HARKER HEIGHTS — Just one week after the Killeen Independent School District Board of Trustees voted to ask taxpayers for $426 million in school construction and renovations in a May 5 bond issue, nearly 20 district officials gathered Tuesday night in the Harker Heights High School auditorium for the first of five bond voter education meetings.
However, no residents showed up, and the meeting was canceled.
District officials were ready to discuss details of the most expensive bond issue in district history. The meeting would have discussed how the bond works and is financed, along with other background information about district operations.
About a half-hour after the planned start time on a rainy Tuesday evening before an empty auditorium, Superintendent John Craft called off the meeting.
“I would say it’s surprising. I anticipated some community engagement,” Craft said. “At the same time, I do think we worked really hard to get the message out and we’ve worked hard to educate the community to what is entailed. We will continue to host the meetings both at our campuses as well as throughout the community.”
A second meeting is scheduled for 6 p.m. today at Killeen High School.
The bond issue to appear on the May 5 ballot is split into two propositions. Proposition A, worth $235 million, would make schools more ADA compliant, building one high school and one elementary school. The district would also be able to finish adding vestibules and intercoms for security at schools.
Proposition B, worth $191 million, would pay for consolidation of some schools and renovations to Killeen High Schools.
Craft said he hasn’t seen much opposition to the bond issue at this point. Moreover, chief communication officer Terry Abbott cited “a landslide” of support for the ballot items from a previous phone survey in November, which anticipated the bond passing by a 19-point margin, he said.
An optional faculty meeting was held prior to the scheduled bond voter education meeting. Craft said a “good turnout” came to that meeting, and that no employees were paid overtime or compensated in any fashion for attending either meeting.
Abbott said future meetings will develop according to how the general public responds to them. Abbott also encouraged citizens to submit questions at www.killeenisdbond.org.
The locations of the meetings were spread throughout the district geographically, according to Abbott, and were chosen to be representative of the projects to take place if the bond issues pass.

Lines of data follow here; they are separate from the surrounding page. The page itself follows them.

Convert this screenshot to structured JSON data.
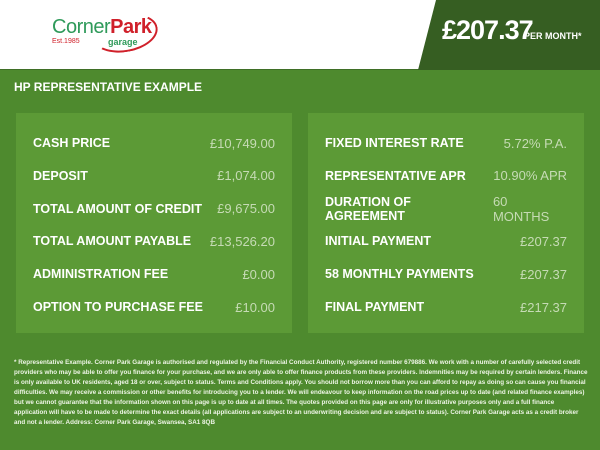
{
  "logo": {
    "part1": "Corner",
    "part2": "Park",
    "est": "Est.1985",
    "sub": "garage"
  },
  "header": {
    "price": "£207.37",
    "per_month": "PER MONTH*"
  },
  "title": "HP REPRESENTATIVE EXAMPLE",
  "left": [
    {
      "label": "CASH PRICE",
      "value": "£10,749.00"
    },
    {
      "label": "DEPOSIT",
      "value": "£1,074.00"
    },
    {
      "label": "TOTAL AMOUNT OF CREDIT",
      "value": "£9,675.00"
    },
    {
      "label": "TOTAL AMOUNT PAYABLE",
      "value": "£13,526.20"
    },
    {
      "label": "ADMINISTRATION FEE",
      "value": "£0.00"
    },
    {
      "label": "OPTION TO PURCHASE FEE",
      "value": "£10.00"
    }
  ],
  "right": [
    {
      "label": "FIXED INTEREST RATE",
      "value": "5.72% P.A."
    },
    {
      "label": "REPRESENTATIVE APR",
      "value": "10.90% APR"
    },
    {
      "label": "DURATION OF AGREEMENT",
      "value": "60 MONTHS"
    },
    {
      "label": "INITIAL PAYMENT",
      "value": "£207.37"
    },
    {
      "label": "58 MONTHLY PAYMENTS",
      "value": "£207.37"
    },
    {
      "label": "FINAL PAYMENT",
      "value": "£217.37"
    }
  ],
  "footer": "* Representative Example. Corner Park Garage is authorised and regulated by the Financial Conduct Authority, registered number 679886. We work with a number of carefully selected credit providers who may be able to offer you finance for your purchase, and we are only able to offer finance products from these providers. Indemnities may be required by certain lenders. Finance is only available to UK residents, aged 18 or over, subject to status. Terms and Conditions apply. You should not borrow more than you can afford to repay as doing so can cause you financial difficulties. We may receive a commission or other benefits for introducing you to a lender. We will endeavour to keep information on the road prices up to date (and related finance examples) but we cannot guarantee that the information shown on this page is up to date at all times. The quotes provided on this page are only for illustrative purposes only and a full finance application will have to be made to determine the exact details (all applications are subject to an underwriting decision and are subject to status). Corner Park Garage acts as a credit broker and not a lender. Address: Corner Park Garage, Swansea, SA1 8QB"
}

“As we go, if we get a series of questions on a certain topic, (KISD) will add to the presentation,” he said. “The whole idea is to listen what the public has to say, answer questions and be responsive. At every meeting, people will be allowed to ask questions.”
As district officials chatted among empty seats in the HHHS auditorium Tuesday, Craft shut off his PowerPoint presentation and waved for everybody to go home.
“I want to remain cautiously optimistic,” Craft said. “Obviously, it’s early, but at the same time, we’re going to continue to work hard to ensure the appropriate information is provided to our community, and that any questions the community has our answered.”
Two more meetings will occur this week. Meeting No. 2 will be 6 p.m. today in the Killeen High School auditorium on North 38th Street.
Meeting No. 3 will be 6 p.m. Thursday in the lecture hall at the Career Center on Stagecoach Road.
The fourth meeting will be 6 p.m. March 8 in the cafeteria at Nolan Middle School on East Jasper Drive.
Meeting No. 5 will be held 4:30 p.m. April 5 at Central Texas College on West Central Texas Expressway.
The last meeting will be held 6 p.m. April 9 in the cafeteria at Skipcha Elementary on Prospector Trail in Harker Heights.